Log files - Detections not functioning in EIS 12.1.31.0

[AGH1965 12]

This week EIS 12.1.31.0 discovered two trojans while scanning. Although I interupted the scan and didn't give EIS a chance to get rid of the trojans, I was surprised that Log files - Detections didn't show any detections at all. I assumed that it was caused by the interruption. Therefore I let EIS scan the folder containing the trojans again and when they were found again, I let EIS remove them. However, even after that, Log files - Detections didn't show any detections. On the other hand, Log files - Computer scans clearly showed that there were detections. It seems to me that Log files - Detections is no longer functioning in EIS 12.1.31.0.

[Marcos 5,070]

Quote

This week EIS 12.1.31.0 discovered two trojans while scanning

What scanner did detect the malware? If it was the on-demand or idle-state scanner, you must check the Computer scan logs for results. If it was other scanners (real-time, emai, AMS, etc.), then the Detection log should be checked for details.

[AGH1965 12]

@Marcos Are you saying that detections from a sceduled scan will never appear in the Detections log? ESET Online Help says: "This log offers detailed information about detections and infiltrations detected by ESET Internet Security." No sign of distiction between scanners. Therefore I expect the Detections log to show all detections. Besides, what is the benefit of hiding some of the detections? Please try to keep the GUI logical!

[Marcos 5,070]

On-demand scanner logs typically contain a lot of entries which do not only include threat detections but also errors (e.g. errors opening files, scanning password protected files, damaged archives, etc.).

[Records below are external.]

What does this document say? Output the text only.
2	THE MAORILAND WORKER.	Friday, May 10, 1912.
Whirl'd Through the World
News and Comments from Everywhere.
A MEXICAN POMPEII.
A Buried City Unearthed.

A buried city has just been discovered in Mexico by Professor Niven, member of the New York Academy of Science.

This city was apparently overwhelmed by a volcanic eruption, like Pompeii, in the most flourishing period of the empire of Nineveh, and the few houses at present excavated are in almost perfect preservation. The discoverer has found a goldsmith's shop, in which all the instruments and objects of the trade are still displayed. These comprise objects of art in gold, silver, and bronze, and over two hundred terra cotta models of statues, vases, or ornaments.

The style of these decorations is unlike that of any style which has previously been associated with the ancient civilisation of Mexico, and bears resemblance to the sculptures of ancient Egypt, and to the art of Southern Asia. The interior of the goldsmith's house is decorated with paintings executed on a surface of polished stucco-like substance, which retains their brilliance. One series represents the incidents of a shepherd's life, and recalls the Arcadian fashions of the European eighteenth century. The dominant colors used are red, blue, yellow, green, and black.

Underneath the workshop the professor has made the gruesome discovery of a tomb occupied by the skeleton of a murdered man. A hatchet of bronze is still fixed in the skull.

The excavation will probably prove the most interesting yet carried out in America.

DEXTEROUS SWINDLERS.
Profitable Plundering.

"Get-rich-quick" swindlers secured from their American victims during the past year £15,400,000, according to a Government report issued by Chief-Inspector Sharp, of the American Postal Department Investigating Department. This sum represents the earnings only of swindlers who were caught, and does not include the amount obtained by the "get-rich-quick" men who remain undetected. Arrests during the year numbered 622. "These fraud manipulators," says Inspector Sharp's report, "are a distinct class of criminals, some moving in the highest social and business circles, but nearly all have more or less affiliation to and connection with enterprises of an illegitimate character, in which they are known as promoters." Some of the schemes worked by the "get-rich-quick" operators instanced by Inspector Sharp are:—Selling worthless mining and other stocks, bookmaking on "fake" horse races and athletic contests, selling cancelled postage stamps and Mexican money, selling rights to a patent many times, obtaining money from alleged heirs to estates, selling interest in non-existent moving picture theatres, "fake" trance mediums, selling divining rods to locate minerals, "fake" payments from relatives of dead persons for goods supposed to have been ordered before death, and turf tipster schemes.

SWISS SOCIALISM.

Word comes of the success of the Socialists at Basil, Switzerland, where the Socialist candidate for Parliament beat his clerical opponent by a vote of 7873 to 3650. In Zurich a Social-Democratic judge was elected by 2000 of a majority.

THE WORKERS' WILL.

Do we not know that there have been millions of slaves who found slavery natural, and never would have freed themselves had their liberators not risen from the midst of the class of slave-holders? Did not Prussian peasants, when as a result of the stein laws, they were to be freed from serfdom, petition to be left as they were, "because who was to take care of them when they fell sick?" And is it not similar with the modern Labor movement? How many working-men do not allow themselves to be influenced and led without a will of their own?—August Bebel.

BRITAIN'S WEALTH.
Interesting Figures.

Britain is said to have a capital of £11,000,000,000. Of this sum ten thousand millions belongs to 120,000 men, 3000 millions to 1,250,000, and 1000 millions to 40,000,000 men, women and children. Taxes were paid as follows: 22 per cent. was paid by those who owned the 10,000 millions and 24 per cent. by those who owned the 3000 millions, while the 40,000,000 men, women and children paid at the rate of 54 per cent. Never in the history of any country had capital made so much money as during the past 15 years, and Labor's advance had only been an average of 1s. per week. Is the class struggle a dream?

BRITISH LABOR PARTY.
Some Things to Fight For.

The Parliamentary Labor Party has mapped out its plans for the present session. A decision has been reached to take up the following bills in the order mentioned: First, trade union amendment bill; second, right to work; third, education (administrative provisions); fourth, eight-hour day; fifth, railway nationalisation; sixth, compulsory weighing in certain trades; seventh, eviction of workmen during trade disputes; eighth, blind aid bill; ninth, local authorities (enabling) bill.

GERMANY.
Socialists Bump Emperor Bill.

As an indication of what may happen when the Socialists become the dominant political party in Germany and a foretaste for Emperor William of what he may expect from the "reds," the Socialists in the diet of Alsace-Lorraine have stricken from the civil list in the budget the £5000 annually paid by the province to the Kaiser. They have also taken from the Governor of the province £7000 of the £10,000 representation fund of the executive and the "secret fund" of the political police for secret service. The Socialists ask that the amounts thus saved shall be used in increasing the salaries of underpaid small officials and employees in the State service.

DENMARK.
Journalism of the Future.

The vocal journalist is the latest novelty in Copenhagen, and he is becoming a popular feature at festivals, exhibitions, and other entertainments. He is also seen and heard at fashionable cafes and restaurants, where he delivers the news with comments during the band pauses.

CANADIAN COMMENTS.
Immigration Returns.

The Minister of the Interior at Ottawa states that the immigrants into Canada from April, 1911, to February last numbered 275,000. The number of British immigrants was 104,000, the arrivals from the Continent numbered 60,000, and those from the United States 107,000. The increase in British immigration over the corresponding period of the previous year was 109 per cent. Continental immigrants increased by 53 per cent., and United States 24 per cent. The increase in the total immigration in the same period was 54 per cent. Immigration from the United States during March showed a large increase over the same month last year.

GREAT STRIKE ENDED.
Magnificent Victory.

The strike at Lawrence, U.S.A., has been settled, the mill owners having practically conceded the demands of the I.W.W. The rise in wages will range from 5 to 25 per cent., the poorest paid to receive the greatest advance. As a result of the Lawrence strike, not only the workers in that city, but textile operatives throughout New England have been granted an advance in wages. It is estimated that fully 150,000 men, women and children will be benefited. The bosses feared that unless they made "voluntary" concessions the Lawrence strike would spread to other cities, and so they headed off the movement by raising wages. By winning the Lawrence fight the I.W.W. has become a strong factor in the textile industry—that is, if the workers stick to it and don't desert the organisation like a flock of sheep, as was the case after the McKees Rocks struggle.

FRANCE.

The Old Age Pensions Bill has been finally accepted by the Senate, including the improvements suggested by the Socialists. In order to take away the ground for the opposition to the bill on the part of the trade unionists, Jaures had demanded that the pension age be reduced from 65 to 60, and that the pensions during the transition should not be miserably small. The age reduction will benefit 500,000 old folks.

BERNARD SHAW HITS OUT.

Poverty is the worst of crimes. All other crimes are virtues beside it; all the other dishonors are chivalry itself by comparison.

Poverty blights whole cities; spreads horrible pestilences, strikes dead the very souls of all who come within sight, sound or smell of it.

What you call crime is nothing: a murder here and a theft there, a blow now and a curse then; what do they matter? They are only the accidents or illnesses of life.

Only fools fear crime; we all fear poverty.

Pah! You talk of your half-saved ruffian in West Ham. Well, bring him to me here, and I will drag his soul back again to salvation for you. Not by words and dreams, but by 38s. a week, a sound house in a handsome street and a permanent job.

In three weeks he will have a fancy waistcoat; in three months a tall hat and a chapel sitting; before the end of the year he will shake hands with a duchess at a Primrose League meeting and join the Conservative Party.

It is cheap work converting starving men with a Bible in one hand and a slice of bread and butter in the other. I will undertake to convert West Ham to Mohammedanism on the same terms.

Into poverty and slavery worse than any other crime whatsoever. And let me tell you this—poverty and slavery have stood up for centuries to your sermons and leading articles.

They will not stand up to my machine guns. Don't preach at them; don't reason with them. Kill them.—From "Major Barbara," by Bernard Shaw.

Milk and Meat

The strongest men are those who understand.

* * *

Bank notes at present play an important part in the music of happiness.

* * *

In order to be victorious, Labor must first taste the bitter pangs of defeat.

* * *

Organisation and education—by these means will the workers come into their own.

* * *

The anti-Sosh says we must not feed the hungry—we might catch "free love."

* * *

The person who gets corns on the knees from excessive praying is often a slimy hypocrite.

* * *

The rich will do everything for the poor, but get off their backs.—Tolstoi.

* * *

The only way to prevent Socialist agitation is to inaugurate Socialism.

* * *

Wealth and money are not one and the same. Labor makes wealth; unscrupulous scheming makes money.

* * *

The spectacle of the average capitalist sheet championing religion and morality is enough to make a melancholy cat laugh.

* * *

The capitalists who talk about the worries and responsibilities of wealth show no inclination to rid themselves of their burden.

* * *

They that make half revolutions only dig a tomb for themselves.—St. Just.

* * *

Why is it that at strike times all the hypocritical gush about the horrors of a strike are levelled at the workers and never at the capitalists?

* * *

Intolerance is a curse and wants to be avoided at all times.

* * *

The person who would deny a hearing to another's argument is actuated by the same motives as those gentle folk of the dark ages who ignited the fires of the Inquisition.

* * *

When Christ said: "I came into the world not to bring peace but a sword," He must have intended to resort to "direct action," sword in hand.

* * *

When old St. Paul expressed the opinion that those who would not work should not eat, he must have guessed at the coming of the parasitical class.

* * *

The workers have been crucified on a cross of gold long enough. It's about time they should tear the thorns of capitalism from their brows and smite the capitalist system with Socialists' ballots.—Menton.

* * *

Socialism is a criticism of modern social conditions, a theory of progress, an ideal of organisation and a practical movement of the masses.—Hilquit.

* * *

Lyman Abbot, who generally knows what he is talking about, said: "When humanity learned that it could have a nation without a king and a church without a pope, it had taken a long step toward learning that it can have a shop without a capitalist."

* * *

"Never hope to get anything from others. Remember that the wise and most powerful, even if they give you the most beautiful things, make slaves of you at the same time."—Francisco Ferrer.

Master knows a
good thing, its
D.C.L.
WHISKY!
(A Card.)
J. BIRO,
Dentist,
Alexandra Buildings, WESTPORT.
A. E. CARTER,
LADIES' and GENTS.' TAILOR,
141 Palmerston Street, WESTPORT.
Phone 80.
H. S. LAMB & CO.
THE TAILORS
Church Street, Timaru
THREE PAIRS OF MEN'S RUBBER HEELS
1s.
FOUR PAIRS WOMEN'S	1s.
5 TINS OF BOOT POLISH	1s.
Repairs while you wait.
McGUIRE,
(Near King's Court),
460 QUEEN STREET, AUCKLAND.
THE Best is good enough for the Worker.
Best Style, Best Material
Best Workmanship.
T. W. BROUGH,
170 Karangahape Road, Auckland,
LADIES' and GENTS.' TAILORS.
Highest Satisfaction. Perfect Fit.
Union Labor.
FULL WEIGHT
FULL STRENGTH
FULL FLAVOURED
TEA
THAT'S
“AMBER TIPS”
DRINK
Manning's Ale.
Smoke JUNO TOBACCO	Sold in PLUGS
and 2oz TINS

It's been designed this way since NOD32 v1 dozens of years ago and I assume 99% if not 100% of AVs log detections just like that.

Moreover, on-demand scans should not normally detect anything if an initial scan was run, all protection modules have been active and modules have been kept up to date.

 

 

[AGH1965 12]

 

17 hours ago, Marcos said:

Moreover, on-demand scans should not normally detect anything if an initial scan was run, all protection modules have been active and modules have been kept up to date.

@Marcos You make it sound as if on-demand scans are only useful for people who interfere with EIS doing its work, but I'm not aware of any interference from my side, on the contrary. Apparently the Win32/Filecoder.GrandCrab trojans that the on-demand scan found in my case, were not recognized by EIS when the files containing them were written to the hard drive a day earlier. So I guess I was lucky that the on-demand scan recognized them before they could do any harm.

[itman 1,659]

34 minutes ago, AGH1965 said:

Apparently the Win32/Filecoder.GrandCrab trojans that the on-demand scan found in my case, were not recognized by EIS when the files containing them were written to the hard drive a day earlier.

If they were script based, PowerShell for example, and the script was encrypted, obfuscated, etc., Eset would not have detected it at file creation time. If you are running Win 10, Eset most likely would have detect it when the script was executed.

As far as your case where a later on demand scan detected the ransomware, it assumed Eset had blacklisted it or created a sig. for it after the time it was downloaded to your HDD. So if it was subsequently executed a day later regardless of on demand scan status, Eset would have detected it upon start up.